The Ottawa Champions (independent; Can-Am League) lease for RCGT Park has been terminated by the city after the team fell $418,942 in arrears, but the team will continue to operate on a per-hour arrangement in the meantime.
When the Can-An League launched in Ottawa for the second time in 2015 after the demise of the Ottawa Rapidz, the league signed a 10-year lease for the former Triple-A ballpark at what would normally be considered a high lease for independent baseball: $108,000 in annual rent, $250,000 annually to cover ballpark operating costs, a 50 percent cut of naming rights over $200,000 annually, 10 percent on concession sales over $1.2 million, and $1 for each parking sale. (All prices are in Canadian dollars.) Part of the high lease terms was that the Can-Am League was competing with Minor League Baseball for the market, and the city decided to work with the Can-Am League instead of entertaining an offer from Mandalay Baseball Properties to bring a Double-A team to Ottawa. With sales projections not met and the team in serious arrears, the city made the decision to terminate the lease, call in the $108,000 letter of credit issued when the Champions first signed a lease, and work out a payment deal that calls for a $200,000 payment by the end of season as well as payments extended to 2023.

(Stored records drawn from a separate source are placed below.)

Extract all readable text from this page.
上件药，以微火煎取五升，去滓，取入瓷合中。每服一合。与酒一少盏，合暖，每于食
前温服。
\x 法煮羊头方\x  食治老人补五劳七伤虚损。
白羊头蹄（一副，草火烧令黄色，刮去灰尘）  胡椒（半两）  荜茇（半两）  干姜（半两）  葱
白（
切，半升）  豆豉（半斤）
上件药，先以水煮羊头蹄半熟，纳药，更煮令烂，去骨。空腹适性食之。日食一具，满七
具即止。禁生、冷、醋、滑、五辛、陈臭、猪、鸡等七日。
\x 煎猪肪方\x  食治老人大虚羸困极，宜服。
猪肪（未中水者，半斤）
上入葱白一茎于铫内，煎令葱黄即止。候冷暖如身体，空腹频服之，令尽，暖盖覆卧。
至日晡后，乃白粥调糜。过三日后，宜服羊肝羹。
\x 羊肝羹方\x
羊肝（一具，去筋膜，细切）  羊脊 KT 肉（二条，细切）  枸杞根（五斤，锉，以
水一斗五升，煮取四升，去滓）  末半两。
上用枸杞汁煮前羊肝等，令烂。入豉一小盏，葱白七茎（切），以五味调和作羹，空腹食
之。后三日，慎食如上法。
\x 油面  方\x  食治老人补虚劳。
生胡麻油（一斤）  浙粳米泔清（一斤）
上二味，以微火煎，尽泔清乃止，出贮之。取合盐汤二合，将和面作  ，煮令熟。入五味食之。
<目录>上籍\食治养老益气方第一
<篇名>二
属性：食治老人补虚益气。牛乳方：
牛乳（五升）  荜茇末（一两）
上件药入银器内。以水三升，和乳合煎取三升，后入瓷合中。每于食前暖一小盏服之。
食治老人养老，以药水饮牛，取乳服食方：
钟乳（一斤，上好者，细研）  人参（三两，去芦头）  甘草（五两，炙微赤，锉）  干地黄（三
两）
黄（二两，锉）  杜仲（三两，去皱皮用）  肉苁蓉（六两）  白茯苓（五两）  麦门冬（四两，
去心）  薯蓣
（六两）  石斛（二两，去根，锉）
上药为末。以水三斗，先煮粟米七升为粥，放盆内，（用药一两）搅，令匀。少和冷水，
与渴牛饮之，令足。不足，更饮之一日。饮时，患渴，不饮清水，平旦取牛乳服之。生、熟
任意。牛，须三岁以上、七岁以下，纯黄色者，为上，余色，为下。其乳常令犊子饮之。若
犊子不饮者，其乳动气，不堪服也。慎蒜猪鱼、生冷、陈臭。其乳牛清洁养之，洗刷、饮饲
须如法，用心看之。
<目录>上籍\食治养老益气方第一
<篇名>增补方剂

However, the Champions will continue to play at the ballpark and pay an hourly rate ($128.25/hour, $48.35/more for lights) plus $760 per game for city services. With these adjustment, team owner Miles Wolff says he expects the Champions to continue play for several more years. From the Ottawa Citizen:
Miles Wolff said the club has been talking with the city for nearly two years about the terms of the stadium lease to find some way to make it more “livable.”
“The rent is well over $400,000 a year, which is difficult to live with and so we’ve been looking at, is there another way to do it?” Wolff said Friday, shortly after the city published a memo that revealed the end of the stadium lease….
The Champions aren’t reaching the projections in the club’s business case, the city says, attributing financial setbacks to an entertainment product that’s highly weather dependent, the competition in the local entertainment market and the car-centric nature of stadium access.
So far this season the Champions are averaging 1,586 fans per game, according to the league’s website. That’s down from the 1,831 fans per game in 2018 and the 1,971 fans per game in 1,971. The fact that the city has openly discussed tearing down RCGT Park to make way for new housing probably isn’t helping things, either. Meanwhile, Ottawa is a crowded sports market with a CFL team, USL Championship soccer and NHL hockey.